When my esophagus was reattached, a stricture formed, making it difficult to swallow my food. While the problem actually occurs where my esophagus joins my stomach, I feel it as tightening sensation in my throat. In order to correct this, I’ve had my esophagus stretched several times. I also developed an ulcer in my stomach near the esophagus, likely due to a weakening of the microvasculature in the area caused by the surgery. LOL! At least, that’s how it was explained to me….I’m not a medical expert, I just live with this stuff! :)

The good news…..a year later and I’m cancer-free. I’m 47 years old and I’m a size “0″….and I feel pretty good about the way that I look! :) I miss coffee, wine, yogurt, pastries, cheese and crackers…..heavy sigh….. Now I snack on almonds, or lentils, or tabbouleh…..it’s just not the same…..

Medical Update

I saw my neurologist yesterday, the first opportunity that I’ve had to see him since my most recent seizure in September. We don’t know why I’m having seizures so we don’t know how to treat them. We simply have to try a variety of things and, if I don’t have seizures, we go with that. I’ve been on a heavy dose of Keppra since May but when I had another grand mal seizure in September it was clear that the Keppra alone was not going to work. We added Lamictal, in addition to the Keppra and yesterday my doctor asked me what I’d like to do….continue on with Keppra + Lamictal, go back to just Keppra…..or ????. I’ve chosen to take Keppra alone…..and be very careful about minimizing things that might trigger my seizures: alcohol, caffeine, lack of sleep, fluorescent light, estrogen. That isn’t easy! I love wine and I’d already limited my intake of alcohol but will now cut it out entirely. I’ve already given up coffee….another love. Instead, I drink tea and had lately been drinking more black tea which contains more caffeine than the green tea that I ordinarily drink. But….giving up tea entirely…..that will be difficult. My stomach surgery has already greatly limited what I can eat and drink.  Giving up tea would leave me with water, vegetables, whole grains, chicken and fish. Sleep. That’s been difficult for years. I will often sleep just two or three hours each night but lately my medications have made me sleepy, often needing a morning and afternoon nap but I’ve also sleeping more at night. I’ve known for years that I’m photo sensitive so I try to avoid fluorescent light and dappled or flashing lights. Hormones…..well, those are out of control as I go through menopause and my doctor says that even after I’ve made that transition, the seizures are likely to continue, perhaps even get more frequent. At the urging of friends, I’ve gotten a referral to the University of Washington Medical Center and I hope to see a neurologist there soon for a second opinion. For now, I’ll continue to take my meds and minimize seizure triggers.

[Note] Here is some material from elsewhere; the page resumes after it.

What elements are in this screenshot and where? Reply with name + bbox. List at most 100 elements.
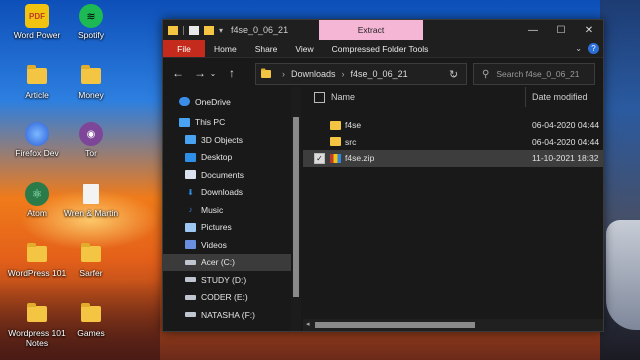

I also found out about my aneurysm yesterday. At just 3.45 cm, its not a concern right now but something to keep an eye on. The CT scan has also shown that the cyst on my liver has perhaps grown slightly (just over 7 cm) but it, too, is not a concern.

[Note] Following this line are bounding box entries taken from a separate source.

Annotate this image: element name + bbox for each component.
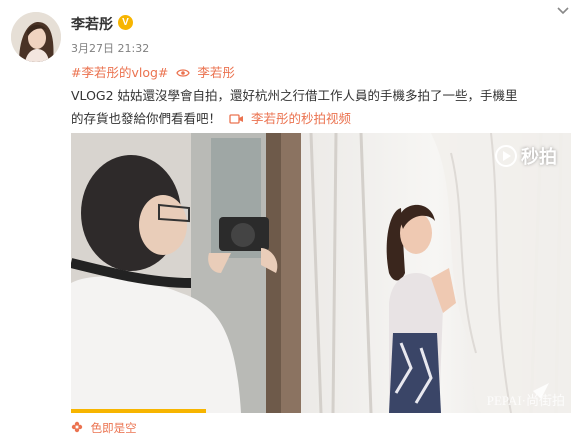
- avatar[interactable]: [11, 12, 61, 62]
- miaopai-watermark: 秒拍: [495, 143, 557, 169]
- post-tags-line: #李若彤的vlog# 李若彤: [71, 62, 235, 81]
- avatar-image: [11, 12, 61, 62]
- post-text-line-2: 的存貨也發給你們看看吧！ 李若彤的秒拍视频: [71, 108, 351, 127]
- hashtag-link[interactable]: #李若彤的vlog#: [71, 65, 168, 80]
- post-text-continued: 的存貨也發給你們看看吧！: [71, 111, 222, 126]
- corner-watermark: PEPAI·尚街拍: [486, 393, 565, 408]
- flower-icon: [71, 421, 83, 433]
- watermark-text: 秒拍: [521, 147, 557, 168]
- play-icon: [495, 145, 517, 167]
- video-thumbnail: [71, 133, 571, 413]
- post-timestamp[interactable]: 3月27日 21:32: [71, 40, 149, 56]
- author-name[interactable]: 李若彤: [71, 14, 113, 34]
- eye-icon: [176, 69, 191, 77]
- topic-tag[interactable]: 色即是空: [71, 420, 137, 436]
- mention-link[interactable]: 李若彤: [197, 65, 235, 80]
- topic-label[interactable]: 色即是空: [91, 421, 137, 435]
- video-link[interactable]: 李若彤的秒拍视频: [251, 111, 351, 126]
- video-player[interactable]: 秒拍 PEPAI·尚街拍: [71, 133, 571, 413]
- chevron-down-icon[interactable]: [556, 6, 570, 16]
- verified-badge: V: [118, 15, 133, 30]
- video-icon: [229, 114, 243, 124]
- post-text-line-1: VLOG2 姑姑還沒學會自拍，還好杭州之行借工作人員的手機多拍了一些，手機里: [71, 88, 518, 103]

Is there anything else? I think that’s it. It’s enough, isn’t it? I’m doing OK, unable to drive until March (if I can manage to not have a seizure between now and then) but I’m doing alright….and getting lots of reading done! :)

A View from Ireland

Had endoscopy first thing this morning. My ulcer appears to have healed. Nisse went to her new home last night so I have one less puppy, six more to find homes for. Dancing with the Stars tonight…..YeeHaw!!!! :) I’ll finally meet with my neurologist Wednesday afternoon.